The method returns the output logits or embeddings based on the specified return options.

Usage Examples

Here are three usage examples of the Transformer class from the Zeta library:

import torch

from zeta.nn import Decoder, Transformer

logits = torch.randint(0, 256, (1, 1024))

# Example 1: Basic Usage
transformer = Transformer(
    attn_layers=Decoder(dim=512, depth=12, heads=8),

logits = transformer(logits)

# # Example 2: Return Embeddings
# embeddings = transformer(input_tokens, return_embeddings=True)

# # Example 3: Return Intermediate Attention Maps
# logits, attn_maps = transformer(input_tokens, return_attn=True)

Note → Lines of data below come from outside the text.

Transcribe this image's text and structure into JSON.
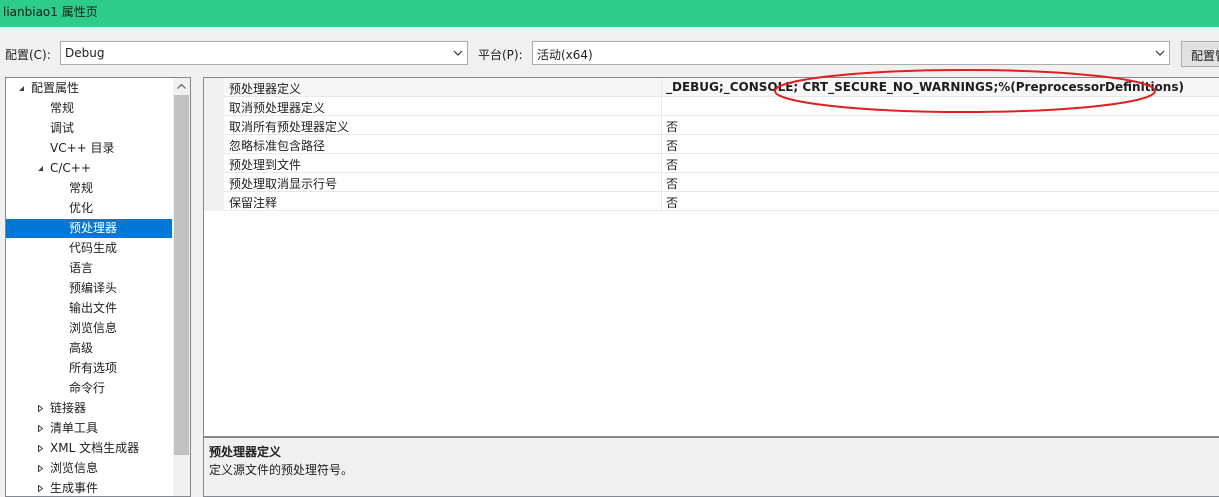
{
  "window": {
    "title": "lianbiao1 属性页"
  },
  "config": {
    "config_label": "配置(C):",
    "config_value": "Debug",
    "platform_label": "平台(P):",
    "platform_value": "活动(x64)",
    "manager_button": "配置管理器"
  },
  "tree": {
    "items": [
      {
        "label": "配置属性",
        "expander": "expanded"
      },
      {
        "label": "常规"
      },
      {
        "label": "调试"
      },
      {
        "label": "VC++ 目录"
      },
      {
        "label": "C/C++",
        "expander": "expanded"
      },
      {
        "label": "常规"
      },
      {
        "label": "优化"
      },
      {
        "label": "预处理器",
        "selected": true
      },
      {
        "label": "代码生成"
      },
      {
        "label": "语言"
      },
      {
        "label": "预编译头"
      },
      {
        "label": "输出文件"
      },
      {
        "label": "浏览信息"
      },
      {
        "label": "高级"
      },
      {
        "label": "所有选项"
      },
      {
        "label": "命令行"
      },
      {
        "label": "链接器",
        "expander": "collapsed"
      },
      {
        "label": "清单工具",
        "expander": "collapsed"
      },
      {
        "label": "XML 文档生成器",
        "expander": "collapsed"
      },
      {
        "label": "浏览信息",
        "expander": "collapsed"
      },
      {
        "label": "生成事件",
        "expander": "collapsed"
      }
    ]
  },
  "properties": [
    {
      "name": "预处理器定义",
      "value": "_DEBUG;_CONSOLE; CRT_SECURE_NO_WARNINGS;%(PreprocessorDefinitions)",
      "bold": true
    },
    {
      "name": "取消预处理器定义",
      "value": ""
    },
    {
      "name": "取消所有预处理器定义",
      "value": "否"
    },
    {
      "name": "忽略标准包含路径",
      "value": "否"
    },
    {
      "name": "预处理到文件",
      "value": "否"
    },
    {
      "name": "预处理取消显示行号",
      "value": "否"
    },
    {
      "name": "保留注释",
      "value": "否"
    }
  ],
  "description": {
    "title": "预处理器定义",
    "text": "定义源文件的预处理符号。"
  },
  "colors": {
    "titlebar": "#2ecc8b",
    "selection": "#0078d7",
    "annotation": "#e02020"
  }
}
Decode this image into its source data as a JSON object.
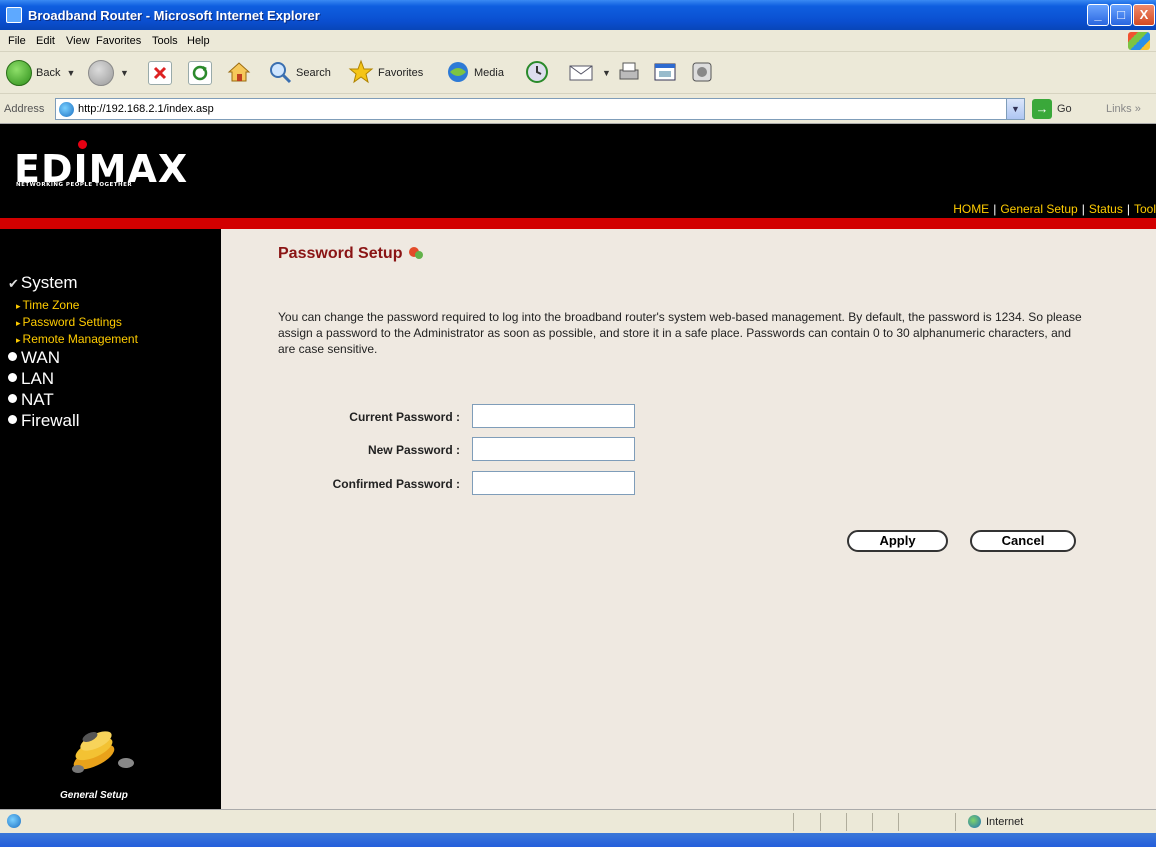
{
  "window": {
    "title": "Broadband Router - Microsoft Internet Explorer",
    "controls": [
      "_",
      "□",
      "X"
    ]
  },
  "menubar": {
    "items": [
      "File",
      "Edit",
      "View",
      "Favorites",
      "Tools",
      "Help"
    ]
  },
  "toolbar": {
    "back_label": "Back",
    "search_label": "Search",
    "favorites_label": "Favorites",
    "media_label": "Media"
  },
  "address": {
    "label": "Address",
    "url": "http://192.168.2.1/index.asp",
    "go_label": "Go",
    "links_label": "Links »"
  },
  "header": {
    "logo": "EDIMAX",
    "tagline": "NETWORKING PEOPLE TOGETHER",
    "nav": [
      "HOME",
      "General Setup",
      "Status",
      "Tool"
    ]
  },
  "sidebar": {
    "system_label": "System",
    "system_items": [
      "Time Zone",
      "Password Settings",
      "Remote Management"
    ],
    "top_items": [
      "WAN",
      "LAN",
      "NAT",
      "Firewall"
    ],
    "footer_label": "General Setup"
  },
  "content": {
    "title": "Password Setup",
    "description": "You can change the password required to log into the broadband router's system web-based management. By default, the password is 1234. So please assign a password to the Administrator as soon as possible, and store it in a safe place. Passwords can contain 0 to 30 alphanumeric characters, and are case sensitive.",
    "fields": {
      "current_label": "Current Password :",
      "new_label": "New Password :",
      "confirm_label": "Confirmed Password :",
      "current_value": "",
      "new_value": "",
      "confirm_value": ""
    },
    "apply_label": "Apply",
    "cancel_label": "Cancel"
  },
  "statusbar": {
    "zone": "Internet"
  },
  "colors": {
    "titlebar": "#0a4fd0",
    "header_bg": "#000000",
    "accent_red": "#d20000",
    "nav_yellow": "#ffcc00",
    "content_bg": "#efe9e1",
    "title_red": "#8a1414"
  }
}
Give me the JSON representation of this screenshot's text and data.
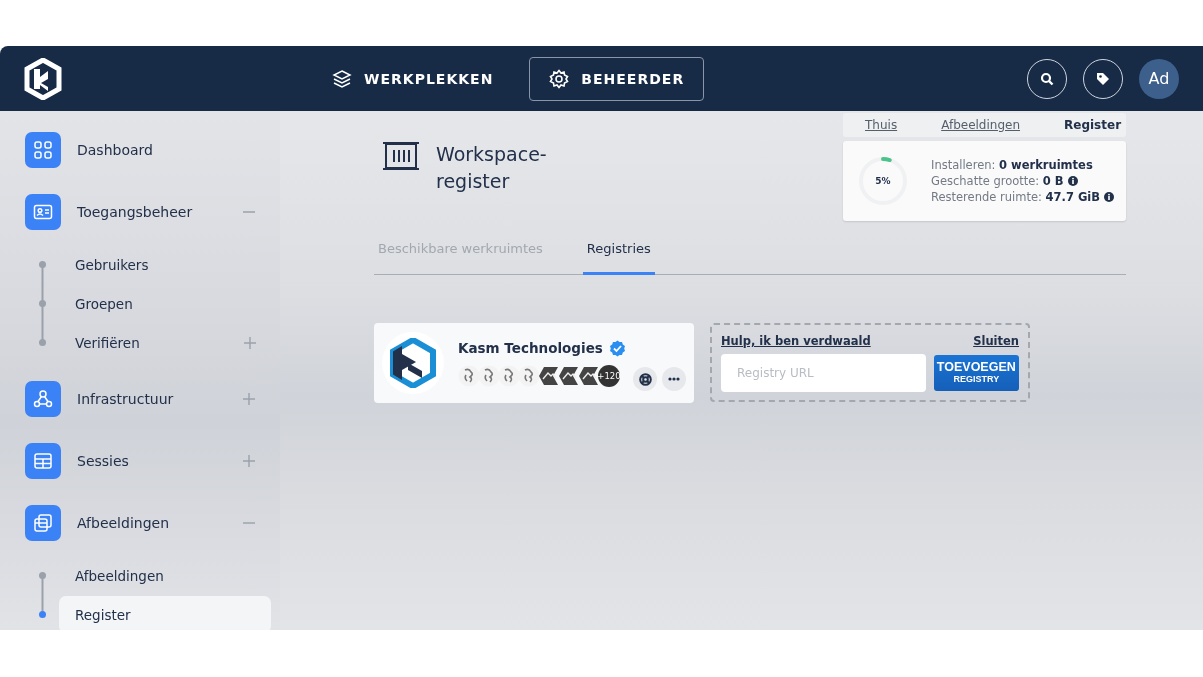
{
  "header": {
    "tabs": [
      {
        "label": "WERKPLEKKEN",
        "selected": false
      },
      {
        "label": "BEHEERDER",
        "selected": true
      }
    ],
    "avatar": "Ad"
  },
  "sidebar": {
    "items": [
      {
        "label": "Dashboard",
        "selected": false
      },
      {
        "label": "Toegangsbeheer",
        "selected": false,
        "expanded": true,
        "children": [
          {
            "label": "Gebruikers",
            "selected": false
          },
          {
            "label": "Groepen",
            "selected": false
          },
          {
            "label": "Verifiëren",
            "selected": false,
            "expanded": false
          }
        ]
      },
      {
        "label": "Infrastructuur",
        "selected": false,
        "expanded": false
      },
      {
        "label": "Sessies",
        "selected": false,
        "expanded": false
      },
      {
        "label": "Afbeeldingen",
        "selected": false,
        "expanded": true,
        "children": [
          {
            "label": "Afbeeldingen",
            "selected": false
          },
          {
            "label": "Register",
            "selected": true
          }
        ]
      }
    ]
  },
  "breadcrumb": [
    "Thuis",
    "Afbeeldingen",
    "Register"
  ],
  "install_status": {
    "level": 0.05,
    "percent": "5%",
    "lines": [
      {
        "label": "Installeren:",
        "value": "0 werkruimtes",
        "info": false
      },
      {
        "label": "Geschatte grootte:",
        "value": "0 B",
        "info": true
      },
      {
        "label": "Resterende ruimte:",
        "value": "47.7 GiB",
        "info": true
      }
    ]
  },
  "page": {
    "title": "Workspace-register",
    "tabs": [
      {
        "label": "Beschikbare werkruimtes",
        "selected": false
      },
      {
        "label": "Registries",
        "selected": true
      }
    ]
  },
  "registry": {
    "name": "Kasm Technologies",
    "verified": true,
    "more_count": "+120"
  },
  "add_form": {
    "help_link": "Hulp, ik ben verdwaald",
    "close_link": "Sluiten",
    "placeholder": "Registry URL",
    "button": [
      "TOEVOEGEN",
      "REGISTRY"
    ]
  }
}
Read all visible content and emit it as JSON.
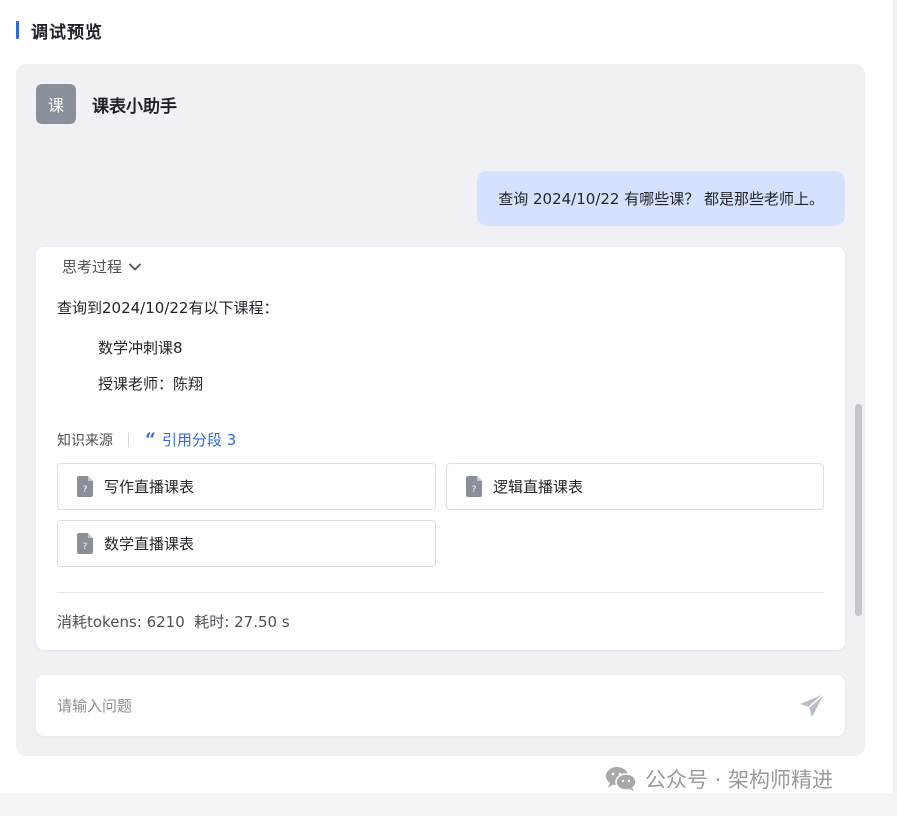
{
  "section": {
    "title": "调试预览"
  },
  "bot": {
    "avatar_char": "课",
    "name": "课表小助手"
  },
  "user_message": {
    "text": "查询 2024/10/22 有哪些课？ 都是那些老师上。"
  },
  "answer": {
    "thinking_toggle_label": "思考过程",
    "intro": "查询到2024/10/22有以下课程：",
    "course_name": "数学冲刺课8",
    "teacher_line": "授课老师：陈翔"
  },
  "sources": {
    "label": "知识来源",
    "citation": "引用分段 3",
    "items": [
      {
        "title": "写作直播课表",
        "icon": "document-unknown-icon"
      },
      {
        "title": "逻辑直播课表",
        "icon": "document-unknown-icon"
      },
      {
        "title": "数学直播课表",
        "icon": "document-unknown-icon"
      }
    ]
  },
  "stats": {
    "text": "消耗tokens: 6210  耗时: 27.50 s"
  },
  "input": {
    "placeholder": "请输入问题",
    "value": "",
    "send_icon": "send-icon"
  },
  "watermark": {
    "text": "公众号 · 架构师精进",
    "icon": "wechat-icon"
  },
  "colors": {
    "accent": "#2f6bdb",
    "user_bubble": "#d6e2fd",
    "panel_bg": "#eff1f5",
    "avatar_bg": "#8a9099"
  }
}
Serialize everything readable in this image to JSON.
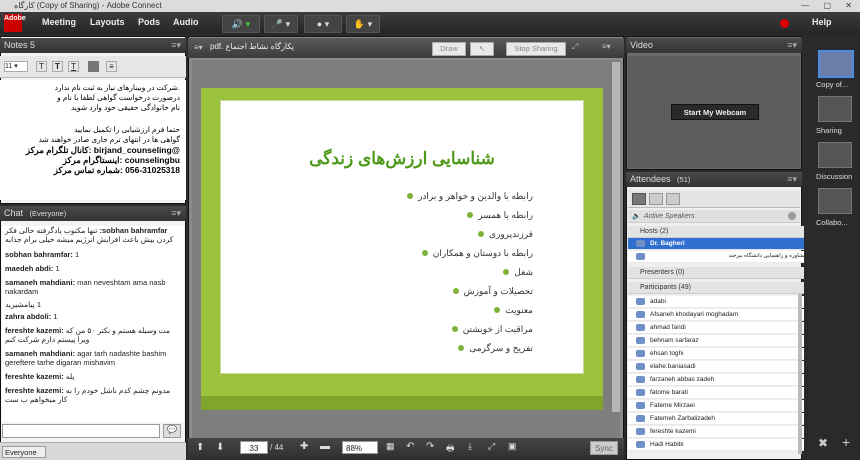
{
  "window": {
    "title": "کارگاه (Copy of Sharing) - Adobe Connect"
  },
  "menubar": {
    "logo": "Adobe",
    "items": [
      "Meeting",
      "Layouts",
      "Pods",
      "Audio"
    ],
    "help": "Help"
  },
  "notes": {
    "title": "Notes 5",
    "lines": [
      ".شرکت در وبینارهای نیاز به ثبت نام ندارد",
      "درصورت درخواست گواهی لطفا با نام و",
      "نام خانوادگی حقیقی خود وارد شوید",
      "حتما فرم ارزشیابی را تکمیل نمایید",
      "گواهی ها در انتهای ترم جاری صادر خواهند شد",
      "@birjand_counseling :کانال تلگرام مرکز",
      "counselingbu :اینستاگرام مرکز",
      "056-31025318 :شماره تماس مرکز"
    ]
  },
  "chat": {
    "title": "Chat",
    "audience": "(Everyone)",
    "to_label": "Everyone",
    "messages": [
      {
        "name": "sobhan bahramfar:",
        "text": "تنها مکتوب یادگرفته حالی فکر کردن بیش باعث افزایش انرژیم میشه خیلی برام جذابه"
      },
      {
        "name": "sobhan bahramfar:",
        "text": "1"
      },
      {
        "name": "maedeh abdi:",
        "text": "1"
      },
      {
        "name": "samaneh mahdiani:",
        "text": "man neveshtam ama nasb nakardam"
      },
      {
        "name": "",
        "text": "1 پیامشیرید"
      },
      {
        "name": "zahra abdoli:",
        "text": "1"
      },
      {
        "name": "fereshte kazemi:",
        "text": "مت وسیله هستم و نکتر ۵۰ من که ویرا پیستم دارم شرکت کنم"
      },
      {
        "name": "samaneh mahdiani:",
        "text": "agar tarh nadashte bashim gereftere tarhe digaran mishavim"
      },
      {
        "name": "fereshte kazemi:",
        "text": "پله"
      },
      {
        "name": "fereshte kazemi:",
        "text": "مدونم چشم کدم ناشل خودم را به کار میخواهم ب ست"
      }
    ]
  },
  "share": {
    "file": "پکارگاه نشاط اجتماع .pdf",
    "draw": "Draw",
    "stop": "Stop Sharing",
    "page": "33",
    "total": "/ 44",
    "zoom": "88%",
    "sync": "Sync",
    "slide_title": "شناسایی ارزش‌های زندگی",
    "bullets": [
      "رابطه با والدین و خواهر و برادر",
      "رابطه با همسر",
      "فرزندپروری",
      "رابطه با دوستان و همکاران",
      "شغل",
      "تحصیلات و آموزش",
      "معنویت",
      "مراقبت از خویشتن",
      "تفریح و سرگرمی"
    ]
  },
  "video": {
    "title": "Video",
    "webcam": "Start My Webcam"
  },
  "attendees": {
    "title": "Attendees",
    "count": "(51)",
    "active_speakers": "Active Speakers",
    "hosts_label": "Hosts (2)",
    "hosts": [
      "Dr. Bagheri",
      "مرکز مشاوره و راهنمایی دانشگاه بیرجند"
    ],
    "presenters_label": "Presenters (0)",
    "participants_label": "Participants (49)",
    "participants": [
      "adabi",
      "Afsaneh khodayari moghadam",
      "ahmad faridi",
      "behnam sarfaraz",
      "ehsan toghi",
      "elahe.baniasadi",
      "farzaneh abbas zadeh",
      "fatome barati",
      "Fateme Mirzaei",
      "Fatemeh Zarbalizadeh",
      "fereshte kazemi",
      "Hadi Habibi"
    ]
  },
  "layouts": {
    "items": [
      "Copy of...",
      "Sharing",
      "Discussion",
      "Collabo..."
    ]
  },
  "colors": {
    "slide_green": "#9ac23c",
    "slide_title": "#4f9a1a",
    "selected_row": "#2f6fcf"
  }
}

In these examples, replace attn_layers_instance and embedding_provider_instance with actual instances of AttentionLayers and BaseEmbedding, respectively, and input_tokens with your input tensor containing token indices.

Mathematical Formula

The mathematical formula for the Transformer class can be represented as follows:

Input -> Embedding -> Post-embedding Norm -> Embedding Dropout -> Project Embedding -> Attention Layers -> Layer Normalization -> To Logits/Embeddings

In this formula, "Attention Layers" represents the core attention mechanism of the transformer, which includes self-attention and feedforward neural networks.